A luz alaranjada do poste ainda está acesa. Ao longe, um bem-te-vi se aquece com a introdução de sua cantoria variada, insistente, quase irritante. Por perto, outro passarinho também prepara sua cantoria - pipilar digno desta palavra. O amanhecer se espreguiça.
Haverá, ainda, um mês de inverno, mas a paineira, majestosa, já se cobre de folhas tenras do viço dos filhotes, de um verde-amarelado pálido, transparente, que entrega aos olhos, também, predicados táteis.
Ao contrário da madrugada límpida de lua cheia, a manhã se agasalhou em manto muito alvo. Os primeiros raios de sol acendram casario na outra encosta, construções com ares urbanos onde, até pouco, existia velha fazenda, com uma única e imponente casa avarandada. As novas, são grandes blocos retangulares de dois ou três andares. Algumas, em de cores terra, emprestam às primeiras luzes tonalidade ainda mais quente.
Bem ao lado, entre ramos baixos, uma corruíra saltita e emite seu gorjeio grave. É surpreendente que ave tão pequena tenha garganta de barítono. No rádio, Elis repete pela milionésima vez que o mesmo vento que sopra aqui, sopra lá, mas o ar estava absolutamente imóvel, sem qualquer brisa ou bafejo.

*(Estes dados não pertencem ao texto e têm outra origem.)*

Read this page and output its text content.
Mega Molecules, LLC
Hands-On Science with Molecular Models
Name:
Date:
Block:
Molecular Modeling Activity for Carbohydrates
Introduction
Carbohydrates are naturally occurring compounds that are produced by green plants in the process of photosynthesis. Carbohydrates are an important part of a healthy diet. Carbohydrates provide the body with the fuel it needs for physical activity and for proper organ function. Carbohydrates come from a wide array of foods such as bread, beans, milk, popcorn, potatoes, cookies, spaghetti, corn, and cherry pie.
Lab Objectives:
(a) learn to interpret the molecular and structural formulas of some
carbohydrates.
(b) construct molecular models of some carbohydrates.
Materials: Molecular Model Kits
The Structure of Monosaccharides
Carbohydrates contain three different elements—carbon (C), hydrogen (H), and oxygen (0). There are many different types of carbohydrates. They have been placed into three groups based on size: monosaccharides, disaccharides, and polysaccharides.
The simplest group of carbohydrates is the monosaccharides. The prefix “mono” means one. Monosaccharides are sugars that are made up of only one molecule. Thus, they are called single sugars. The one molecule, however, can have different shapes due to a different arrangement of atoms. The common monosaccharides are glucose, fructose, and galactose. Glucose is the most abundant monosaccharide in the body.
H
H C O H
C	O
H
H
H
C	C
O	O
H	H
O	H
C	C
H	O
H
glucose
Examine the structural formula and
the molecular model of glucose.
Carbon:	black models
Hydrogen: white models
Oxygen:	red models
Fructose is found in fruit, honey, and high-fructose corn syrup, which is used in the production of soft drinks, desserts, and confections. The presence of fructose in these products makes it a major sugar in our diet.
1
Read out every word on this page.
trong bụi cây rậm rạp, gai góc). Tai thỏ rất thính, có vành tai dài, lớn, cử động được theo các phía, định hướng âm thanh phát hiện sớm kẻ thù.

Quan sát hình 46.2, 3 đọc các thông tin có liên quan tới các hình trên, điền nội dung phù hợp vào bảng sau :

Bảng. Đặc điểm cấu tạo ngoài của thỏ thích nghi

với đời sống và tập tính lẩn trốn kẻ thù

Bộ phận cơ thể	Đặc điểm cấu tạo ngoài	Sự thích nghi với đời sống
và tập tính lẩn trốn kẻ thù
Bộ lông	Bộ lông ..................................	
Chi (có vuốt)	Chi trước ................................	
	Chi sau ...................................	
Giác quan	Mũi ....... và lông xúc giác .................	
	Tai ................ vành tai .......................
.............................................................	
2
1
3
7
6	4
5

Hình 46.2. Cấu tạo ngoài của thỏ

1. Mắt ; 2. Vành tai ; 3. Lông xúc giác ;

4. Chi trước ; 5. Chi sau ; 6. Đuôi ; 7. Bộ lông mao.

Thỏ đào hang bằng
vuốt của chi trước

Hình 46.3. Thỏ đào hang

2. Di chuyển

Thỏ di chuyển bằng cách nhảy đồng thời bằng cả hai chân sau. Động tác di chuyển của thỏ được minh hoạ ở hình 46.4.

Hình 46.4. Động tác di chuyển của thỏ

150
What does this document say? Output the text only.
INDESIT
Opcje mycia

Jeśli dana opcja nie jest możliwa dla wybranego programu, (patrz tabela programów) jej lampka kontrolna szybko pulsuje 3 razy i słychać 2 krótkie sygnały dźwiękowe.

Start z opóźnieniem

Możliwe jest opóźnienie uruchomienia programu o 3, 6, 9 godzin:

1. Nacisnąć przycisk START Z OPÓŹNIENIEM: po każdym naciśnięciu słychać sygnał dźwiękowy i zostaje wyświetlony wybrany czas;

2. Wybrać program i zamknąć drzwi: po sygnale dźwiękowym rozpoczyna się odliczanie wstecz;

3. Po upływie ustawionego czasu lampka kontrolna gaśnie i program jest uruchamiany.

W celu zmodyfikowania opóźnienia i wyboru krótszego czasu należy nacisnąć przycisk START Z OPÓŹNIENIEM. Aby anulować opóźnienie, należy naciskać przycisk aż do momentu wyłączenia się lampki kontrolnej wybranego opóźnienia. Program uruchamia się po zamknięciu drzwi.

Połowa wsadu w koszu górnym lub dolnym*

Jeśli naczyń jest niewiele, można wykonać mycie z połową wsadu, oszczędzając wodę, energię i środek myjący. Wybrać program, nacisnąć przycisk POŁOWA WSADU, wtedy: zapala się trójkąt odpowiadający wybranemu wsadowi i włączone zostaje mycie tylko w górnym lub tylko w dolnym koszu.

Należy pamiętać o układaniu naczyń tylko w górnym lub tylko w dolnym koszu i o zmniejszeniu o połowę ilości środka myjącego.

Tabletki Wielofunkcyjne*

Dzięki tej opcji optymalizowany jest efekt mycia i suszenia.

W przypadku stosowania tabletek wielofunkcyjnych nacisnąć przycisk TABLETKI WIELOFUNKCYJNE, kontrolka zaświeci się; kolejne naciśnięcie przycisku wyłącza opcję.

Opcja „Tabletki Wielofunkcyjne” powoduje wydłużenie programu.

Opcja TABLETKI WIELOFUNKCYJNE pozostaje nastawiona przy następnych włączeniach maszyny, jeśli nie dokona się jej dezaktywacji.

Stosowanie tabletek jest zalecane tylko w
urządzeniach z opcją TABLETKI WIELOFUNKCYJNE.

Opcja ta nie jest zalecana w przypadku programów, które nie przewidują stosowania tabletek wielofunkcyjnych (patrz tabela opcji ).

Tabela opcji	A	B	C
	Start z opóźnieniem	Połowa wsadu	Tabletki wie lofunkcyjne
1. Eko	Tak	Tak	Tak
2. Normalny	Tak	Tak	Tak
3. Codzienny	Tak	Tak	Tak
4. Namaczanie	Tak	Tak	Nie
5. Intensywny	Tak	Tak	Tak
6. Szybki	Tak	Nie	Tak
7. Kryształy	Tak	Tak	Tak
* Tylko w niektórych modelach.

Por fim o sol chegou à encosta voltada para oeste. Branco, silencioso. Brancas e abundantes, também, é a florada da pitangueira. Hoje, já polinizadas, o perfume é quase imperceptível. Vão morrer e virar frutos.
Chega um pardal topetudo e pousa em um galho próximo. Não parece se importar com a presença humana. Passa o bico nos galhos de um lado e de outro, como que afia uma faca. Aproxima-se cada vez mais. Pia. Insiste. Tento um leve assobio. Tentamos um diálogo. Ele me olha. Não conheço o código. Ele desiste. Vai cantar a alguns metros dali.
Começa a soprar vento incomum: vem de nordeste.
Vida e morte seguem, maravilhosas e sem adjetivos.